Ha ragioni da vendere la nostra Andreina Cafasso nel suo editoriale del numero scorso quando fa riferimento a un “atteggiamento laico” che dovremmo adottare quando ci confrontiamo con le posizioni degli altri. Significa liberarsi dalla maschera dell’ideologia per comprendere appieno le ragioni dei nostri avversari, di chi non la pensa come noi, esercizio quanto mai complesso e delicato che dovrebbe aiutarci a capire che non tutto il bene viene da una parte (cioè la nostra) mentre il male s’annida solo sull’altra sponda. In quell’occasione si parlava di politica, ma il criterio è da estendersi anche in altri ambiti. E’ il caso, crediamo, del tanto discusso raduno giubilare dei giovani cattolici che hanno invaso le strade di Roma in nome della loro fede. Dicevamo del criterio laico, perché la nostra storica posizione di dissenso verso la gerarchia cattolica, che per il raduno ha messo in piedi una straordinaria e potente macchina organizzativa, potrebbe impedirci di sottolineare il lato positivo dell’evento, che c’è ed è innegabile. Due milioni di giovani hanno detto, in termini gioiosi, che per loro Cristo è importante, che desiderano un mondo nel quale parole come “giustizia” e “pace” non siano dei semplici enunciati e che quel papa polacco, pur nella sua severità e nei suoi forti toni dogmatici, a loro piace. Vogliamo criminalizzarli, deriderli, dire che erano semplici turisti alla ricerca di facili emozioni nella suggestiva Città eterna, trasportati in massa come un branco di pecore da parrocchi e movimenti religiosi? Be’, a nostro avviso, significherebbe insultare la nostra e la loro intelligenza e negare la patente di autenticità ad espressioni e sentimenti dettati dal cuore. Sappiamo benissimo che quella che è stata definita la “Woodstock cattolica” ha ingigantito a dismisura la già debordante figura di papa Woytyla, prossimo all’auto-beatificazione, e che qualcuno la strumentalizzerà – anzi, lo sta già facendo – per far credere che la Chiesa Cattolica gode di ottima salute e che è rimasta l’unico baluardo in un mondo affamato di riferimenti morali e spirituali. E potremmo aggiungere mille altre osservazioni critiche, sulle quali preferiamo sorvolare per dire che, comunque, lo Spirito Santo soffia da tutte le parti e non solo dove vogliamo noi.
www.Crack
La Repubblica, 22 agosto 2000
“Tra perdite e fallimenti declina l’Eldorado web”
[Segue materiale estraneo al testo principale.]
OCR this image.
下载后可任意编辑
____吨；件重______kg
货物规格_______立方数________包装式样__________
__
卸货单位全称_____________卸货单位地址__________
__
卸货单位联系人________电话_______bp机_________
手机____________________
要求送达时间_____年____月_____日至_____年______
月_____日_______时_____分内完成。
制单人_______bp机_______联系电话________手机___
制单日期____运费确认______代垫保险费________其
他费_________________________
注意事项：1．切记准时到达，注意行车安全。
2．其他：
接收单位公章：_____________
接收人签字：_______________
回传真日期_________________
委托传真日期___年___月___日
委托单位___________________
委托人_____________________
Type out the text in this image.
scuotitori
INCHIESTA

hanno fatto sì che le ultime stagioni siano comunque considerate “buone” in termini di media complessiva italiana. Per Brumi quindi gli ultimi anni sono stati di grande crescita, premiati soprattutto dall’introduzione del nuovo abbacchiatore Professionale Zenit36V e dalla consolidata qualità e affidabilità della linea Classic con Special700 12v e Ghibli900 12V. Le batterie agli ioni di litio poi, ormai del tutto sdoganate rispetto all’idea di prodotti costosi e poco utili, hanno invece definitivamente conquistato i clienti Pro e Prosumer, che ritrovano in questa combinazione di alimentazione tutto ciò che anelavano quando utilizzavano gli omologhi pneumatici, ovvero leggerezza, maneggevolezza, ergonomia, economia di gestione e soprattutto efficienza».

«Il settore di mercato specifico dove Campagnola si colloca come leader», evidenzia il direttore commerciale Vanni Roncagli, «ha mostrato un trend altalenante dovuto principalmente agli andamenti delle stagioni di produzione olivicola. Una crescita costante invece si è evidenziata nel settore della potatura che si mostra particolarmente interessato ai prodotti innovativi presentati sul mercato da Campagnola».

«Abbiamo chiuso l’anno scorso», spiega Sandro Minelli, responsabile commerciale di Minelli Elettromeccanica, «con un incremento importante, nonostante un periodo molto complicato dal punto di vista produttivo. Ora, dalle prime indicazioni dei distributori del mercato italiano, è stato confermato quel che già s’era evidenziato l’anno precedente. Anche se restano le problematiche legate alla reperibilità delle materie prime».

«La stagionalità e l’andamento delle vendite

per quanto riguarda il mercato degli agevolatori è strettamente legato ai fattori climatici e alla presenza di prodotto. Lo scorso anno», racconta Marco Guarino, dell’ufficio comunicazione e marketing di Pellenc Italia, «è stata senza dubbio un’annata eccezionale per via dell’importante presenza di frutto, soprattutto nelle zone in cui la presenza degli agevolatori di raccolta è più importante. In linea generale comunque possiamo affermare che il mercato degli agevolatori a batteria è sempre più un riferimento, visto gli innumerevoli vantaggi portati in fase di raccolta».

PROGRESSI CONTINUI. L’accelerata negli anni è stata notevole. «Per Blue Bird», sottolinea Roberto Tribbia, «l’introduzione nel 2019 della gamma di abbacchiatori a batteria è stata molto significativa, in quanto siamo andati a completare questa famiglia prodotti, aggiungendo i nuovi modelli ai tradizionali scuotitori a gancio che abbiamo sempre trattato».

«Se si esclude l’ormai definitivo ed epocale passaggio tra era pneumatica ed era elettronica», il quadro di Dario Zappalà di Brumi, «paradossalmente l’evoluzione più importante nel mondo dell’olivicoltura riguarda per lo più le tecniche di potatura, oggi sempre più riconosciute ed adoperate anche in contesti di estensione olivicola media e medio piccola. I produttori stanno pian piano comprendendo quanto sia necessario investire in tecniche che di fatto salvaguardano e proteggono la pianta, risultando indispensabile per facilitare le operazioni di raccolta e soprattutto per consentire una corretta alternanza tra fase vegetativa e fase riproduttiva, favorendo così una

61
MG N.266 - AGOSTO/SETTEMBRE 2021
Confessiamo di non essere particolarmente dispiaciuti per gli scricchiolii che si stanno registrando nel finora decantatissimo mondo di Internet, vera icona del nostro tempo, dove sembrava che qualsiasi attività produttiva avrebbe moltiplicato per mille i suoi profitti, facendo sempre meno ricorso a esseri umani in carne e ossa. Negli Stati Uniti diverse società nate in funzione della Rete stanno fallendo, in particolare quelle legate al commercio elettronico, e lo stesso trading on-line – la possibilità di operare in Borsa stando tranquillamente a casa – ha una diffusione assai meno capillare di quanto si potesse prevedere. Uno dei più celebri magnati dell’informazione finanziaria mondiale, Michael Bloomberg, che guida un impero di 2 miliardi di dollari a questo proposito è perentorio: “Internet è uno strumento […] e non bisogna confondere una nuova tecnologia con una rivoluzione […] L’economia della Rete era basata anche sull’idea che era nato un nuovo paradigma economico e non c’era più bisogno di nuova gente, né delle infrastrutture delle grandi società. Non è vero” (L’Espresso, 31 agosto 2000). Nulla contro l’uso delle tecnologie, anche quelle più avanzate, ma l’idea che tutto ormai – dall’acquisto di due chili di mele alla prenotazione di un week-end a Frosinone – debba passare necessariamente per un computer e un modem – rendendo il lavoro umano sempre più simile a un incidente di percorso – qualche obiezioncina dovrebbe sollevarla. Alla fine del suo ultimo spettacolo Beppe Grillo officia un rito liberatorio e distrugge un pc a colpi di martello. Proviamo a pensare a qualcosa di meno drastico.